Und ich ?, schrie die Hömmes.
Becks schaute grimmig zur Wanduhr. Er wär
längst oben, wenn nicht auf jeder Stufe
Scheißhaufen lägen.
Du kannst unsere Arbeit delegiern – an das
Reinigungskommando. Hast du die Dienstboten
von Frau äh- Schmiss vernommen – nein ? Dann
fehlt noch was. Was für dich. Er atmete tief
durch : Heinrich und
Böckmeyer bei Fuß – los denn.
Was machen wir mit Meyers ?
Der hat angerufen – vom Tatort aus. Wunst
ist tot.
Sie ließen die Tür offen, als sie gingen –
eine finstere Polizeimeisterin bei der
Arbeit. Sie telefonierte.
Die Kollegen sind alle hopps, erzählte sie
ihrem Freund. Mehr darf ich dir nicht sagen,
Symmy – von wegen Schnaps is Schnaps. Was
denkst du denn ? – nä – ich muss arbeiten.
Du hast doch Urlaub – was -? – heute Abend
schon ?- wie kommt’s ?- ich fragte, wie
kommt’s, nich mir kommt’s, du Schlingel – um
zweiundzwanzig?- wie heiter, ich werd
vorfühlen, was Sache ist.
Und dann setzte sie sich an den Computer,
der in Röchlings Büro stand. Der ist schon
morgen wieder da, der Experte, der Symmy –
hm – und nun muss er ran – wie heiter. Und
mit einem frechen Lied auf den Lippen :Ich
hab beim Küssen einen scharfen Zahn gerissen
– schaltete sie das Gerät ein. Auch wenn die
Kollegen es immer wieder vergaßen, sie
schaffte auch was.
Über viele Jahre hinweg studierte Watzmann
die Gehgewohnheiten Behinderter. Dann hatte
er sich fürs linke Bein entschieden und
fortan hinkte er. Er machte es so geschickt,
dass physiologische Reaktionen ihm
entgegenwuchsen. Das hatte seine
Pensionierung beschleunigt. Er wollte
einfach mehr vom Hund. Nun hinkte er, ohne
zu schauspielern.
Du glaubst es nicht, erzählte er seinem
Freund, dem Dackel, was ist das gut, dass du
wieder bei mir bist. Die taugen alle nichts,
auch nicht die anderen – und schon gar nicht
die Polizei. Und der Hund, der halb auf
seinen Füßen lag, gähnte mitfühlend.
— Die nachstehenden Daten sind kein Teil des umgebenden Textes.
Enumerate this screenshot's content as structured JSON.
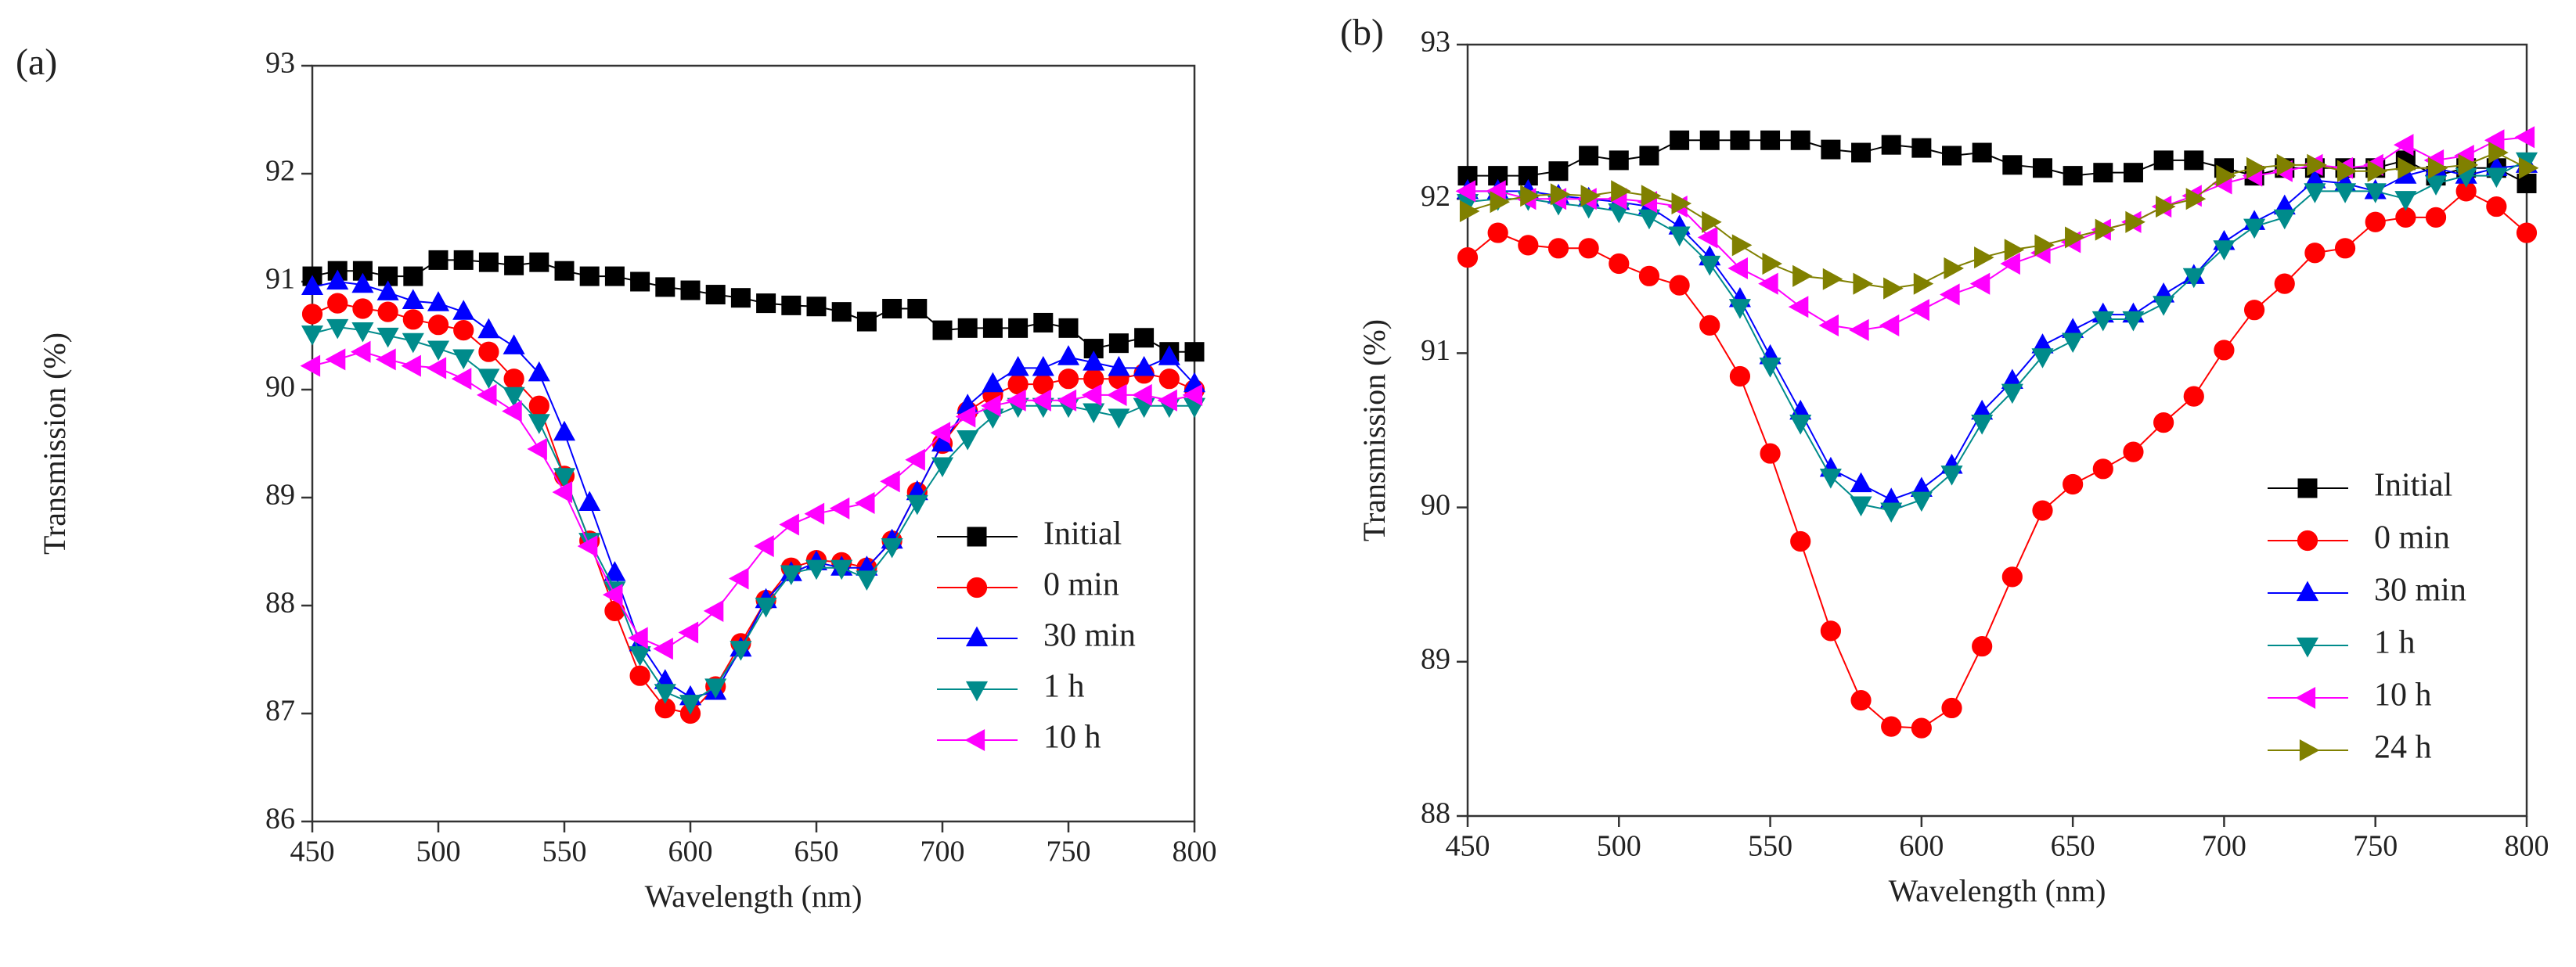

Hin und
wieder schlug er mit seinem dünnen alten
Schwanz auf den Boden, um zu zeigen, dass er
noch lebt.
Du glaubst es nicht, sagte Watzmann. Ich
jedenfalls glaub nich, dass es mir je wieder
einfällt, was ich da verpasst habe. Bis
darauf, dass es überall so nass war.. Wo kam
das Wasser her ? Von oben, na klar – aber so
viel auf einmal – auf einmal...? Er stutzte
– das hat was – dachte er. Er staunte. Er
sinnierte mit offenem Mund :
Ich bin ins Wasser gefallen – richtig. Da
ist es passiert – aber was ? Die haben nicht
aufgepasst, die anderen..... Und nun
ermüdete der alte Herr. Bald waren alle vier
Augen zu und Watzmann schnarchte, wie nur
jemand schnarchen kann, der zweistimmig
bellt, wenn er spricht.
Hallo Becks, was ist los ? Es ist
elfuhrdreißig. Wo ist der Bericht ? Warum
ist die Dienststelle fast unbesetzt ? Wieso
muss ich Sie über Handy anrufen ? was ist
los ?
Guten Morgen , Herr Rat – ich will Sie doch
nicht am Wochenende stören.
Papperlapapp, ich sagte morgen früh
neunuhrdreißig. und das ist heute. Und
selbstverständlich erwarte ich Sie hier bei
mir – gleich.
Ich komme sofort; wenn ich hier fertig bin,
mein ich. Ich hab hier noch ’ne Leiche.
Was ? Was reden Sie da. Ich hab hier ’ne
Kommission auf dem Hals, der Bürgermeister,
der....
Und wir stehn hier am Bett eines toten
Mannes und sein Frühstück liegt ausgekotzt
auf seiner Brust und der Arzt weiß noch
nicht, was den Tod herbeigeführt hat und die
Leiche liegt im Hause Wunst, Pensionärsweg
2, am Schieferberg. Ich tippe auf Mord, der
im Zusammenhang mit dem Mord im Schieferberg
steht. Ich melde mich.
Aber – hier steht die...ach...
und der Dienststellenleiter, der fast schon
(bald) hochleben ließ, weil er die nächste
große Stufe schon halb untern Fuß hatte,
drückte verdammt noch mal einige falsche
Knöpfe, ehe er den richtigen fand, um das
Gespräch seinerseits zu beenden.
Irgendwas stimmt hier nicht, dachte die
Hömmes laut.
Der Fernseh-Regional - Funk
Guten Morgen, meine Damen und Herren. Im
Pensionärsweg ist heute die Leiche eines
älteren Mannes aufgefunden worden. Die
Polizei glaubt nicht an einen Zufall,
sondern an eine Verbindung zum Mord in einer
Höhle des Schieferberges. Hören Sie dazu
unseren Kommentar :
Nun sind wir also angekommen – im Reich der
Fantasie. Denn etwas anderes hat die Polizei
nicht zu bieten.
Doch bleiben wenigstens wir bei den
Tatsachen, den nachvollziehbaren Tatsachen.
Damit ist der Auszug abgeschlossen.